His vicarious sufferings on the middle cross provided the necessary fitness of moral character for us to sharp eternal bliss with Him in the Father's house. His intercessory prayer assures us that we can be sanctified through the truth. It is His will to cleanse us by His blood and present us holy and unblamable and unreproved in His sight. (Colossians 1:22.)

We have every reason to believe that we can avail ourselves of the blessed benefits of His finished work, and come to the end of life's journey and receive a grand welcome into the City of God. His finished work and final will are the sure foundation on which we rest our hope to be with Him where He is, and to behold His glory.

Jesus possessed a peculiar joy in achieving His Father's purpose in redemption. He had a peculiar pleasure in providing a place in the Father's house for His trusting people. His joy in bringing many sons unto glory enabled Him to triumph over His physical sufferings and anguish of soul.

The merciless mockery of the multitude, the scorning sneers of the scribes, and the reproaches of the riotous rabble could not turn Him from His fixed purpose to finish His work according to the will of the Father. The stripes, spittle, blood, and bruises could not defeat Him. The insults and indignities heaped upon Him could not overwhelm His fervent love for His homeless saints. Being numbered with the transgressors, He was crucified on a lonely hill called Calvary. He suffered, the Just for the unjust, that He might bring us to God.

He was despised by foes, derided by fanatics, and deserted by friends, but He triumphed over sin and death, and returned to the right hand of the majesty on High, and ever lives to make intercession for His saints.

It would be utterly impossible to imagine the overwhelming despair and dreadful disappointment that would sweep over the souls of the redeemed if Christ's prayer should not be answered. The black raven of despair would croak the dirge of eternal death on the graves of the godly. The living sons of God would lift up their voices in unutterable lament and bewail the day they heard the hope of the Gospel.

We have no fears and doubts regarding the final triumph of Christ's intercessory prayer. He has presented His petition as a legacy to be shared by His trusting people. His last will and testament has been signed by His nail-scarred hand and sealed by the Holy Spirit. Every word uttered in His immortal intercession shall be answered in full.

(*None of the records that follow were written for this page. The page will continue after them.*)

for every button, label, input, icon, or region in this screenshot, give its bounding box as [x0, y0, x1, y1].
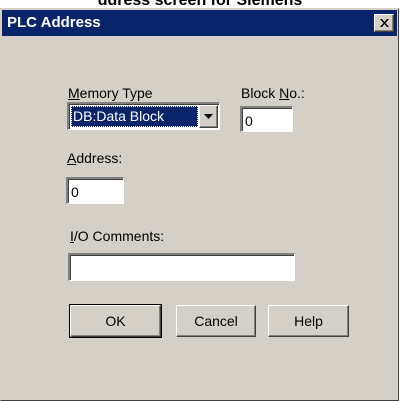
- memory-type-label: Memory Type: [68, 85, 153, 101]
- address-label: Address:: [67, 150, 123, 166]
- memory-type-select[interactable]: DB:Data Block: [67, 102, 220, 130]
- block-no-input[interactable]: [240, 106, 293, 132]
- close-button[interactable]: [374, 14, 394, 32]
- close-icon: [380, 19, 389, 27]
- plc-address-dialog: PLC Address: [0, 8, 399, 401]
- help-button[interactable]: Help: [268, 305, 349, 337]
- dropdown-button[interactable]: [199, 105, 218, 128]
- address-input[interactable]: [66, 177, 124, 204]
- io-comments-input[interactable]: [68, 253, 295, 281]
- memory-type-selected-value: DB:Data Block: [71, 106, 198, 127]
- cancel-button[interactable]: Cancel: [176, 305, 256, 337]
- document-caption: ddress screen for Siemens: [0, 0, 400, 8]
- window-title: PLC Address: [7, 14, 101, 31]
- block-no-label: Block No.:: [241, 85, 305, 101]
- io-comments-label: I/O Comments:: [70, 228, 165, 244]
- title-bar[interactable]: PLC Address: [2, 10, 397, 36]
- chevron-down-icon: [204, 114, 213, 119]
- ok-button[interactable]: OK: [69, 304, 162, 338]
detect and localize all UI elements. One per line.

The voice of His supplication has been heard in high heaven, and the language of His weeping has been interpreted before the mercy seat of pure gold. His tears shall triumph and His petition shall be granted.

It is almost unbelievable that our Lord can find pleasure in holy fellowship with His ransomed people to all eternity. His prayer shows us that it is His will to dwell with His people in the sacred bond of love throughout all ages, world without end.

The greatest pleasure to be enjoyed in heaven will be the unspeakable pleasure of being with the Savior for evermore. The glory of His presence shall make glad the City of God.

We would find no pleasure in beholding the beauty of the Father's house of many mansions if Christ were not present to fill it with the light of His countenance. The brightness of His glory, and beauty of His Person shall enhance the happiness of the redeemed. The river of life, the fruitful trees, and the anthems of angels enhance the joys of the habitation of the holy people, but these blessed realities would fail to satisfy the citizens of the land of endless day unless the glorified Son were present to receive their eternal praise.

Let us continue to pray that our Lord will count us worthy to receive the legacy of His intercessory prayer presented to the Father. Let us not fail to obtain the spiritual fitness provided for us in His finished work. We must ever be mindful of the fact that without holiness no man shall see the Lord.

Let us take comfort in the Savior's immortal prayer, "Father, I will that they also, whom thou hast given me, be with me where I am; that they may behold my glory, which thou gavest me: for thou lovedst me before the foundation of the world."